The Healing Muse is the annual journal of literary and visual art published by SUNY Upstate Medical University's Center for Bioethics & Humanities. This journal welcomes fiction, poetry, narratives, essays, memoirs and visual art, particularly but not exclusively focusing on themes of medicine, illness, disability and healing. I'm in distinguished company, for it's a thick journal filled with fine explorations and examples of the ways we live in and with our bodies.
Written as a section of my book, Knowing Bodies, a memoir of travel in Bali and through cancer, the opening paragraphs of Restoration follow.
RESTORATION
by Cecilie Scott
Eleventh floor: etched glass doors, art deco lounge, all quite tasteful. Magazines on the blond Parsons table, Vogue, Elle, New Yorker, an upscale selection replacing the non-selection of the lower level waiting rooms (Cancer Society brochures in Radiation in the basement, various Medical Center brochures in Oncology on two, outdated People magazines in Short Stay on five). And, wonder of wonders, windows through which we who wait can watch Seattle's pale November sun warm the gray buildings stepping down the hill
to Elliott Bay. I assumed a wait and settled in, pulling a yellow pad from my backpack to note these distinctions and add this snarky comment to my journal, 'Clearly I have
arrived.' (Like most patients, I tried to show a proper attitude.)

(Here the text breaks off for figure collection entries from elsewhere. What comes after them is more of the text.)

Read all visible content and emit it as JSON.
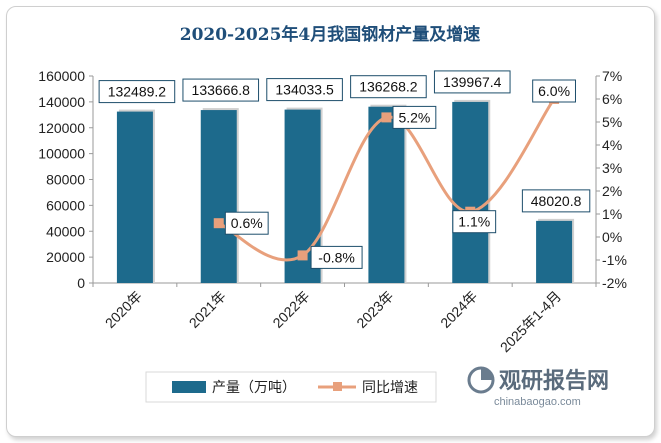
{
  "chart_data": {
    "type": "bar",
    "title": "2020-2025年4月我国钢材产量及增速",
    "categories": [
      "2020年",
      "2021年",
      "2022年",
      "2023年",
      "2024年",
      "2025年1-4月"
    ],
    "series": [
      {
        "name": "产量（万吨）",
        "type": "bar",
        "axis": "left",
        "values": [
          132489.2,
          133666.8,
          134033.5,
          136268.2,
          139967.4,
          48020.8
        ],
        "labels": [
          "132489.2",
          "133666.8",
          "134033.5",
          "136268.2",
          "139967.4",
          "48020.8"
        ],
        "color": "#1d6a8c"
      },
      {
        "name": "同比增速",
        "type": "line",
        "axis": "right",
        "values": [
          null,
          0.6,
          -0.8,
          5.2,
          1.1,
          6.0
        ],
        "labels": [
          "",
          "0.6%",
          "-0.8%",
          "5.2%",
          "1.1%",
          "6.0%"
        ],
        "color": "#e8a07c"
      }
    ],
    "y_left": {
      "min": 0,
      "max": 160000,
      "ticks": [
        "0",
        "20000",
        "40000",
        "60000",
        "80000",
        "100000",
        "120000",
        "140000",
        "160000"
      ]
    },
    "y_right": {
      "min": -2,
      "max": 7,
      "ticks": [
        "-2%",
        "-1%",
        "0%",
        "1%",
        "2%",
        "3%",
        "4%",
        "5%",
        "6%",
        "7%"
      ]
    },
    "grid": false,
    "legend_position": "bottom"
  },
  "watermark": {
    "name": "观研报告网",
    "url": "chinabaogao.com"
  }
}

Such elegance held more promise than actuality for the two of us in the waiting room. A frail woman in her mid-sixties had been wheeled in and parked in her chair. Neatly dressed, but definitely not Vogue, not Elle, she wore a shoe on one foot and a pink slipper on the other, and above the slipper I could see her ankle and lower leg, splotched red and cruelly scarred by burns. And me? No visible scars, but neither Vogue nor Elle, a candidate for a breast that was not a breast but a mound of silicone sheathed in muscle.
Reconstruction, like Vogue, deals with image. Substance--delicious nerve endings, breast as organ of perception--was no longer an issue. We wouldn't talk of such things there. Although cancer treatment redefined my body as object, artifact, and construct, I resisted as identity splintered and new patterns coalesced, for even a cyborg may feel nostalgia for a lost unity, however illusory. And yes, I knew I'd always been a part of a complex human system--never a pure child of nature.